In the Order the Commission extends several requirements previously adopted in May 2022 for gateway providers will now apply to other voice service providers to ensure even greater coverage for consumers:
First, the agency extends the 24- hour traceback requirement to cover all voice service providers in the call path. Thus, all voice service providers, regardless of their position in the call path, must fully respond to traceback requests from the Commission, civil and criminal law enforcement, and the industry traceback consortium within 24 hours of receipt of such a request.
Second, it enhances the existing requirement to effectively mitigate illegal traffic when notified by the Commission to require originating providers to block this traffic and makes it clear that, while terminating and non-gateway intermediate providers are not generally required to block, they are required to respond and provide accurate information regarding where they received the traffic.
Third, the FCC requires voice service providers to immediately downstream from a provider that fails to comply with the Commission’s directive to block their traffic.
Fourth, the agency expands its “know-your-upstream-provider” requirement to include all voice service providers. This holds that all voice service providers in the call path responsible for the calls that transit their networks
Additionally, the Commission updates the information that voice service providers must file in the Robocall Mitigation Database and commits to in their filings a mitigation plan to reflect the new traceback requirements.
These expanded requirements will help identify bad actors more quickly and make clear that voice service providers are responsible for the calls they originate, carry, or transmit.
In the FNPRM, the Commission,
Proposes and seek industry comments on further action to combat illegal robocalls, including by requiring all terminating providers to offer analytics-based blocking, requiring all voice service providers to block calls based on a reasonable do-not-originate list, and requiring non-gateway intermediate and terminating providers to block in certain instances.
This includes requiring a terminating or non-gateway intermediate provider to block if that provider, upon receipt of a Notice of Suspected Illegal Traffic, cannot identify the upstream provider from which it received any or all the calls, and allowing the Enforcement Bureau to direct a terminating or non-gateway intermediate provider that has received at least one prior Notice of Suspected Illegal Traffic to both block substantially similar traffic and identify the upstream provider from which it received the traffic.
Proposes to set a base forfeiture for failure to comply with the rule requiring voice service providers to take affirmative, effective measures to prevent new and renewing customers from originating illegal calls and to allow that forfeiture to be increased up to the maximum for non-common carriers.

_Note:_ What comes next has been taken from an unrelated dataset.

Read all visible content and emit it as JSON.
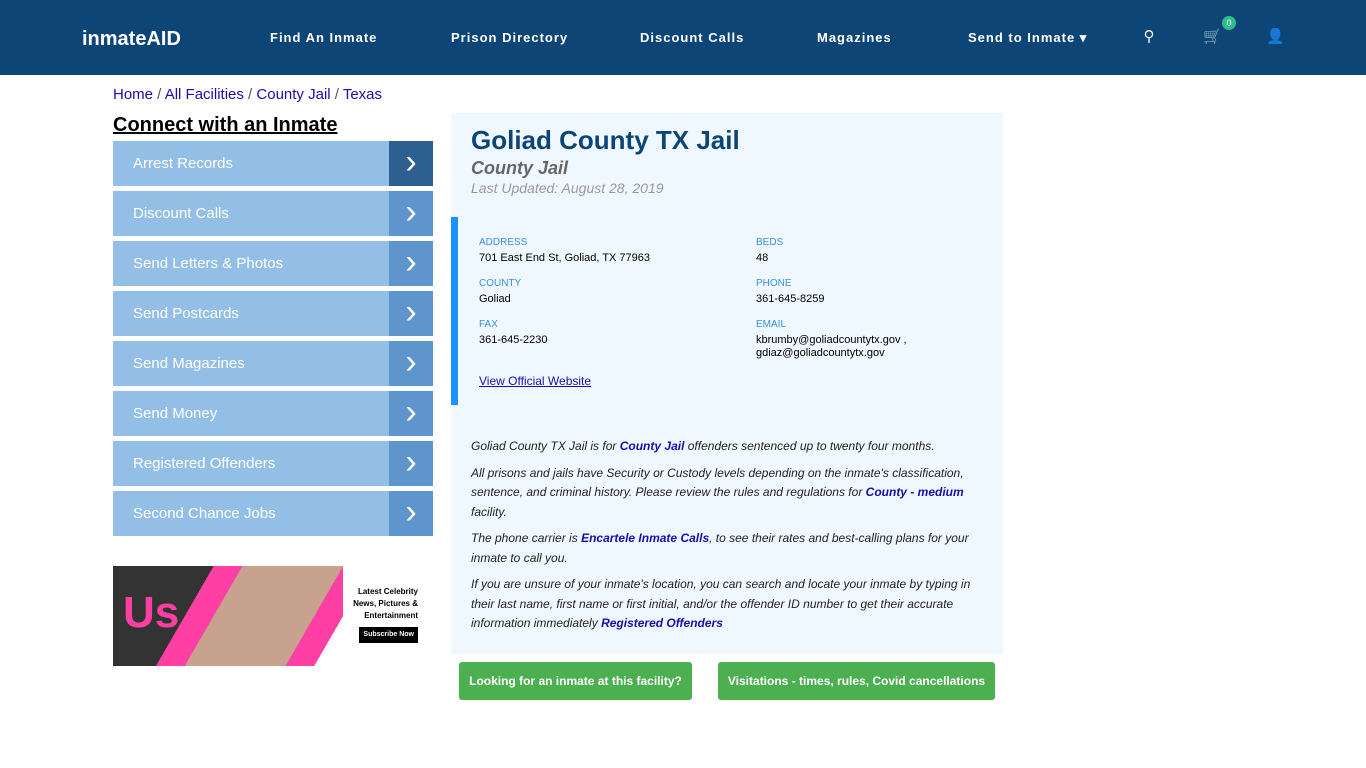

Seeks comments on other call blocking issues, including on requiring a single Session Initiation Protocol (SIP) Code for immediate notification to callers whose calls are blocked based on analytics and requiring terminating providers to display caller name information when they provide an indication to the call recipient that the call has received “full” or “A” attestation.
In the NOI, the FCC,
Seeks comments on the tools voice service providers use to combat illegal calls, including honeypots. A honeypot is an unassigned phone number that is used by a voice service provider, researcher, or other third party to receive (and, where permissible, record) calls to those numbers. It allows the voice service provider (or other holder) to “listen in” on such calls
Seeks comment on the current state of call labeling, including the extent of it use and its accuracy.
Industry comments for both the FNPRM and NOI will be due 30 days after they appear in the Federal Register.